Predictions for high density edge data centers, no matter how inaccurate on timing, made sense to so many for so long because they were hopeful, and equally wrong, as to how IoT and automation would play out. Of course everyone would want sensors and devices to grow, build and move things cheaply and efficiently. Until, that is, we really looked at what it would take to serve all of that from the core model. Today, we see it. Milliseconds have become millions in lost revenue, where clunky page loads mean lost eyeballs. The speed of light simply isn’t fast enough to monitor and irrigate an Iowa farm from Chicago.

But that model is changing. Infrastructure edge investment brings content, storage and interconnectivity together in combinations tailored to the digital ecosystem already on the ground. Hybrid models keep local data local while peering brings content and applications close enough to the workloads to be both efficient and cost effective.

Space is still at a premium, but not because of land or power prices bid up by demand. Modern edge data centers are shaped by different factors, but commonly emerging themes include land use, access to connectivity and network footprint, sustainability, energy efficiency and total cost. Enter high density edge data centers.

Putting More Punch in Your Power

High density edge colocation data centers can offer many operators and users a better option. More power in the rack means they can accommodate more customers in the same space and pass along lower costs and enhanced service. Smaller facilities delivering the same capabilities are more efficient to staff and manage. And when they are well-planned, high density edge facilities will be easier to expand and upgrade by increasing the density. Which brings us to cooling.

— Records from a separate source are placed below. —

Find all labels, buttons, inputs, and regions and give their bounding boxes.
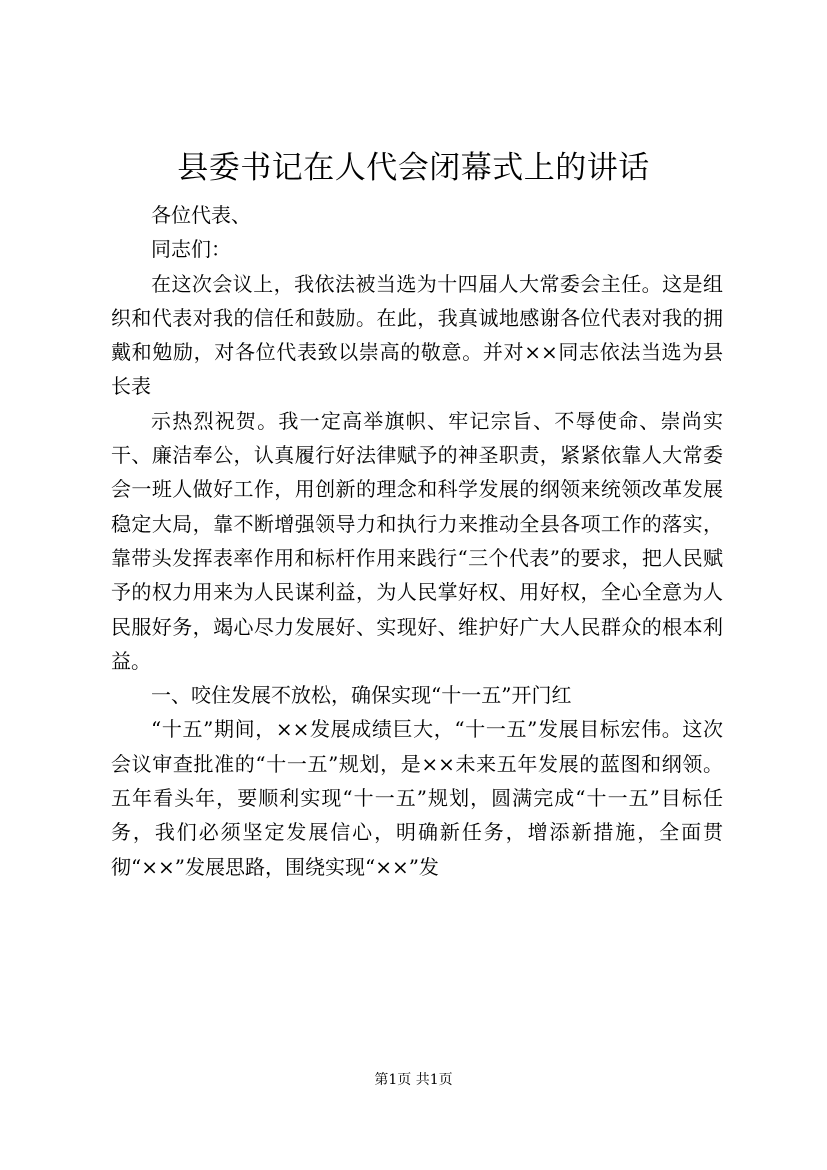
document-title: 县委书记在人代会闭幕式上的讲话 [177, 150, 650, 186]
paragraph-1: 在这次会议上，我依法被当选为十四届人大常委会主任。这是组织和代表对我的信任和鼓励。在此，我真诚地感谢各位代表对我的拥戴和勉励，对各位代表致以崇高的敬意。并对××同志依法当选为县长表 [111, 271, 723, 399]
salutation-line-1: 各位代表、 [151, 203, 251, 227]
paragraph-2: 示热烈祝贺。我一定高举旗帜、牢记宗旨、不辱使命、崇尚实干、廉洁奉公，认真履行好法律赋予的神圣职责，紧紧依靠人大常委会一班人做好工作，用创新的理念和科学发展的纲领来统领改革发展稳定大局，靠不断增强领导力和执行力来推动全县各项工作的落实，靠带头发挥表率作用和标杆作用来践行“三个代表”的要求，把人民赋予的权力用来为人民谋利益，为人民掌好权、用好权，全心全意为人民服好务，竭心尽力发展好、实现好、维护好广大人民群众的根本利益。 [111, 408, 723, 673]
paragraph-3: “十五”期间，××发展成绩巨大，“十一五”发展目标宏伟。这次会议审查批准的“十一五”规划，是××未来五年发展的蓝图和纲领。五年看头年，要顺利实现“十一五”规划，圆满完成“十一五”目标任务，我们必须坚定发展信心，明确新任务，增添新措施，全面贯彻“××”发展思路，围绕实现“××”发 [111, 717, 723, 879]
document-body [111, 198, 723, 884]
section-heading-1: 一、咬住发展不放松，确保实现“十一五”开门红 [151, 683, 572, 708]
salutation-line-2: 同志们： [151, 237, 231, 262]
page-footer: 第1页 共1页 [374, 1072, 453, 1088]
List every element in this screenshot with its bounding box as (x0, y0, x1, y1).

There are some amazing new technologies out there making all of this increasing rack density not only possible, but feasible. For example, DartPoints and TMGcore are looking to deploy TMGcore’s OTTO platform, which features two-phase liquid immersion cooling technology, to create the most compact, high-density and low Power Usage Efficiency (PUE) design. Advanced designs like this are solving some of the most pressing challenges across the data center industry today: rising operating costs and growing concerns over environmental impact.

OTTO is just a tenth of the size of a traditional data center solution, offers ten times more processing power and serves as a fully integrated power, cooling, racking, networking and management platform. OTTO units start at just 4.5 Kilowatts and go up to 600 Kilowatts, remaining scalable and dynamic to support more than 1.2 Megawatts of power in under 320 square feet. This allows any market to leverage the compute infrastructure and interconnection capabilities that are typically only realized in major urban markets.

High density edge colocation data centers are primed to play a major role in transforming the infrastructure edge by moving the storage, content and applications close enough to where they are so desperately needed to support remote work, learning and business. High density is another tool in the toolbox that is transforming the capabilities at the edge to meet the needs of underserved communities.